Published On: Fri, Mar 18th, 2016

Menyembelih Sapi di Bonjonegoro Denda 5 Juta

yohanes chandra ekajaya

Kabupaten Bojonegoro membuat peraturan terbaru terkait penyembelihan sapi didaerah Jawa Timur. Peringatan keras peraturan penyembelihan sapi diudarakan utnuk para jagal atau orang yang menyembelih sapi berjenis betina yang masih produktif.
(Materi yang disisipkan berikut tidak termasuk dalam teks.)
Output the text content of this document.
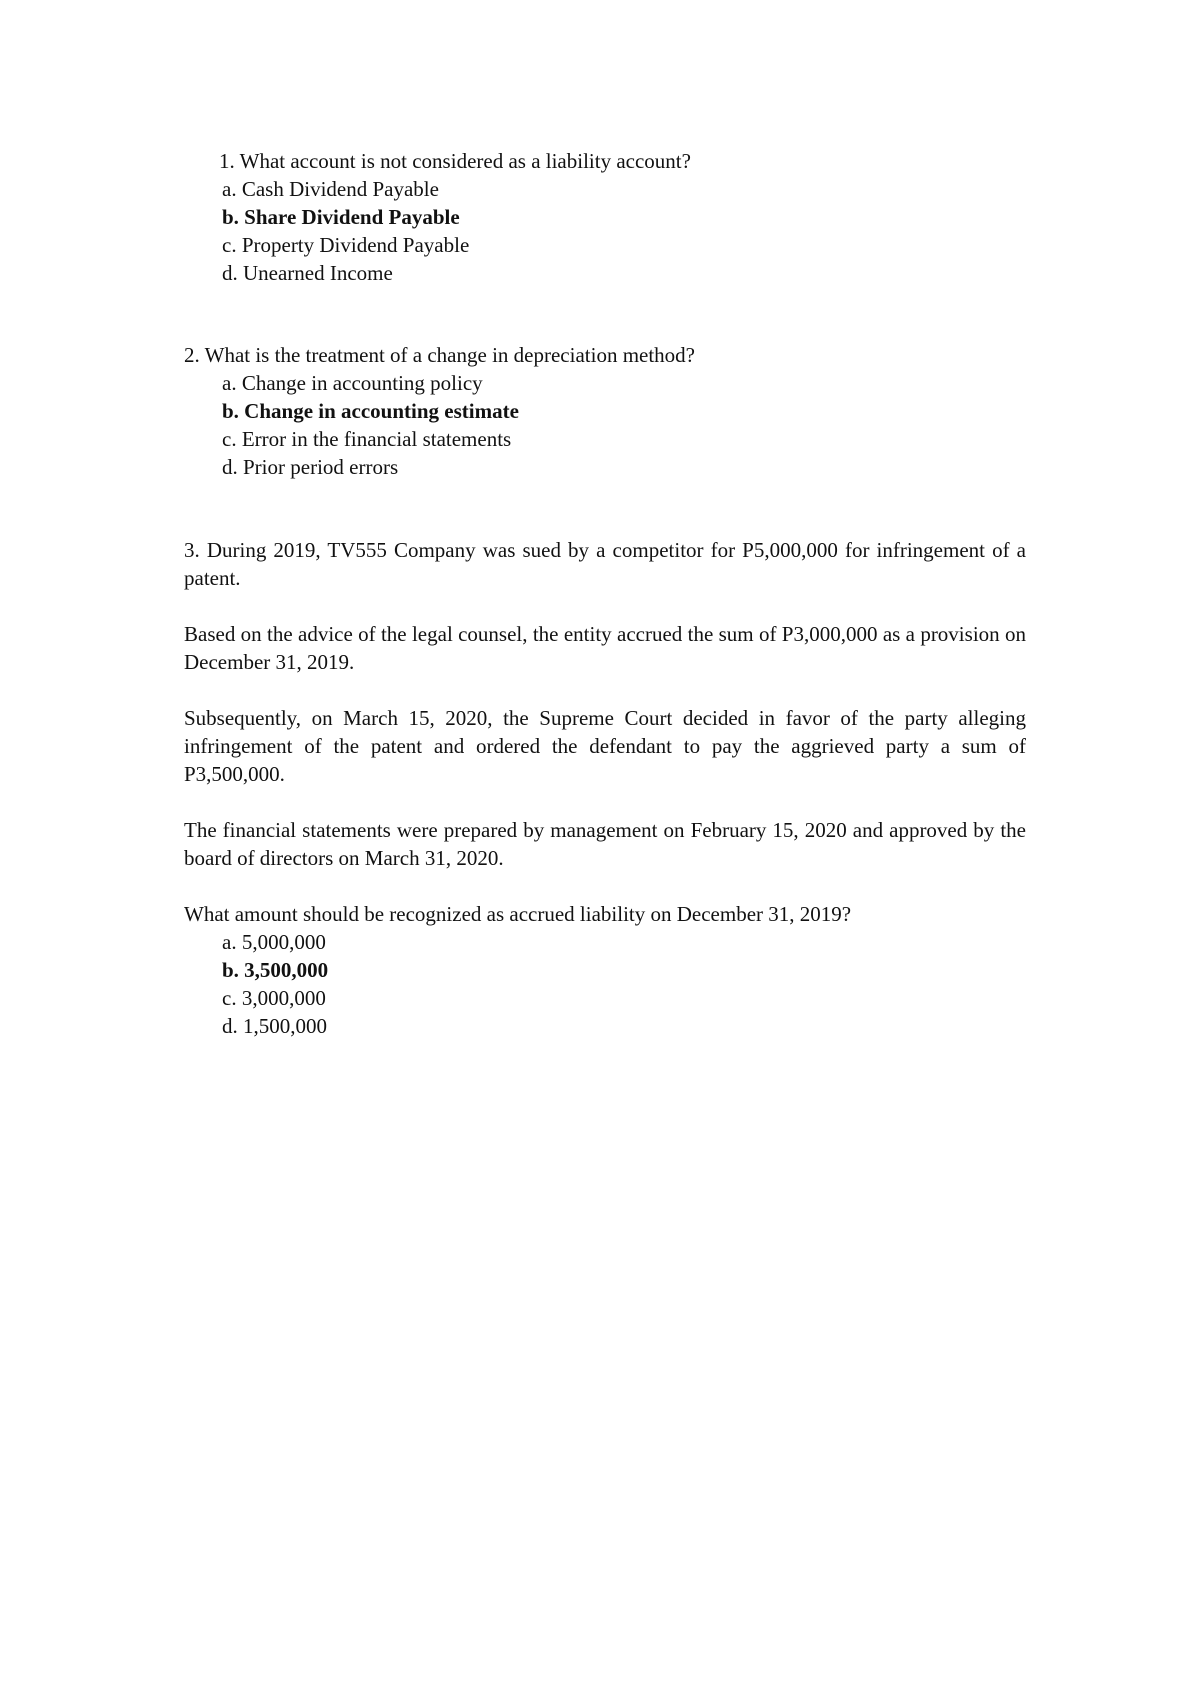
1. What account is not considered as a liability account?

a. Cash Dividend Payable
b. Share Dividend Payable
c. Property Dividend Payable
d. Unearned Income

2. What is the treatment of a change in depreciation method?

a. Change in accounting policy
b. Change in accounting estimate
c. Error in the financial statements
d. Prior period errors

3. During 2019, TV555 Company was sued by a competitor for P5,000,000 for infringement of a patent.

Based on the advice of the legal counsel, the entity accrued the sum of P3,000,000 as a provision on December 31, 2019.

Subsequently, on March 15, 2020, the Supreme Court decided in favor of the party alleging infringement of the patent and ordered the defendant to pay the aggrieved party a sum of P3,500,000.

The financial statements were prepared by management on February 15, 2020 and approved by the board of directors on March 31, 2020.

What amount should be recognized as accrued liability on December 31, 2019?

a. 5,000,000
b. 3,500,000
c. 3,000,000
d. 1,500,000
Peraturan ini sebagai usaha untuk melindungi populasi sapi di Indonesia.

“Pemberlakuan sanksi bagi penyembelih sapi betina dilakukan bekerja sama dengan kepolisian resor (polres),” kata Sony Soemarsono selaku Sekretaris Dinas Peternakan dan Perikanan Bojonegoro, di Bojonegoro, seperti yang Berita Benar kutip dari merdeka, Jumat (18 Maret 2016).

Untuk lebih lanjutnya, Sony menuturkan bahwa Pemkab sudah mulai melakukan sosialisasi sbeagi bentuk pemberitahuan kepada penyembelih sapi bahwa bagi siapa pun yang menyembelih sapi betina produktif tidak akan segan-segan dikenakan sanksi yang sesuai dengan undang-undang yang berlaku.

“Sosialisasi pemberlakuan sanksi pidana bagi penyembelih sapi betina akan terus dilakukan hingga kepada peternak, sehingga kalau sanksi diterapkan sudah tidak ada lagi alasan tidak tahu,” paparnya.

Penyembilah sapi ini sebenarnya sudah tertuang pada Undang-undang Nomor 18 tahun 2009 tentang Peternakan dan Kesehatan Hewan. Di dalam pasal 18 ayat 2 disebutkan ternak ‘ruminansia’ atau hewan memamah biak betina produktif dilarang disembelih kecuali untuk penelitian, pemuliaan, pengendalian dan penanggulangan penyakit hewan.

“Peraturan yang tertulis itu tidak berlaku bagi sapi betina besar yang sudah berusia lebih dari delapan tahun,”tambahnya.

Selain dilihat dari usianya, sapi yang boelh disembelih juga merupakan sapi betina tersebut atau sudah beranak lebih dari lima, tidak produktif yang dinyatakan oleh dokter hewan atau tenaga asisten kontrol teknik reproduksi di bawah pengawasan dokter hewan. Sony menambahkan, didalam Undang-undang itu juga meneyebutkan bahwa siapa saja penyembelih sapi betina akan diancam hukuman kurungan maksimal enam bulan atau denda maksimal Rp 5 juta.

“Akan diberikan sanksi administratif bagi pelaku usaha mulai peringatan tertulis sampai denda,” tandasnya.